The Associated Press, CNN, The New York Times, Tribune Publishing, The Wall Street Journal, The Washington Post and two Florida newspapers, the Palm Beach Post and the St. Petersburg Times, hired the National Opinion Research Center, a non-profit survey research firm, to examine an estimated 180,000 ballots from across the state. These disputed ballots include those that were double-punched or didn’t register a vote for president during machine counts.
The research firm will not attempt to determine whether an uncounted ballot contains a vote, but will instead produce a database containing detailed descriptions of the ballots’ distinguishing marks.
Following the coutn, the news organizations say they will release the data to the public and produce their own stories based on the information.
Journalists from the various media organizations footing the bill for the research will oversee the firm’s work.
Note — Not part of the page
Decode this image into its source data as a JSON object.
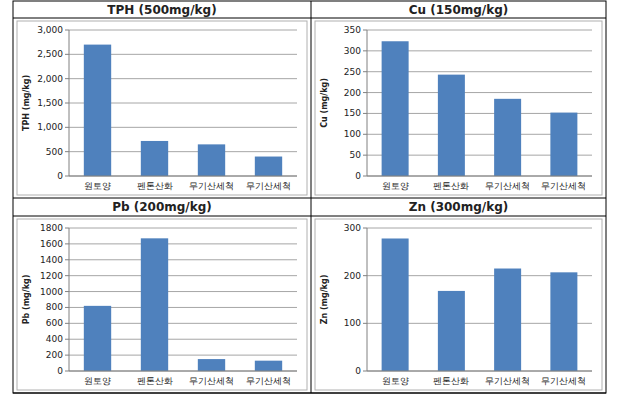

The price tag for the review is expected to total more than $500,000.
The organizations involved in the effort say the results will be worth the cost.
“Because of the unique circumstances of the 2000 presidential election, [The Associated Press] believes that the most accurate possible inspection of the disputed Florida ballots is a highly worthwhile effort that will be of great interest to our members and the public,” said Jonathan Wolman, executive editor of the AP.
Meanwhile, The Miami Herald has its own separate counting effort underway. Working with an accounting firm, the newspaper is reviewing nearly 60,000 “undervotes.”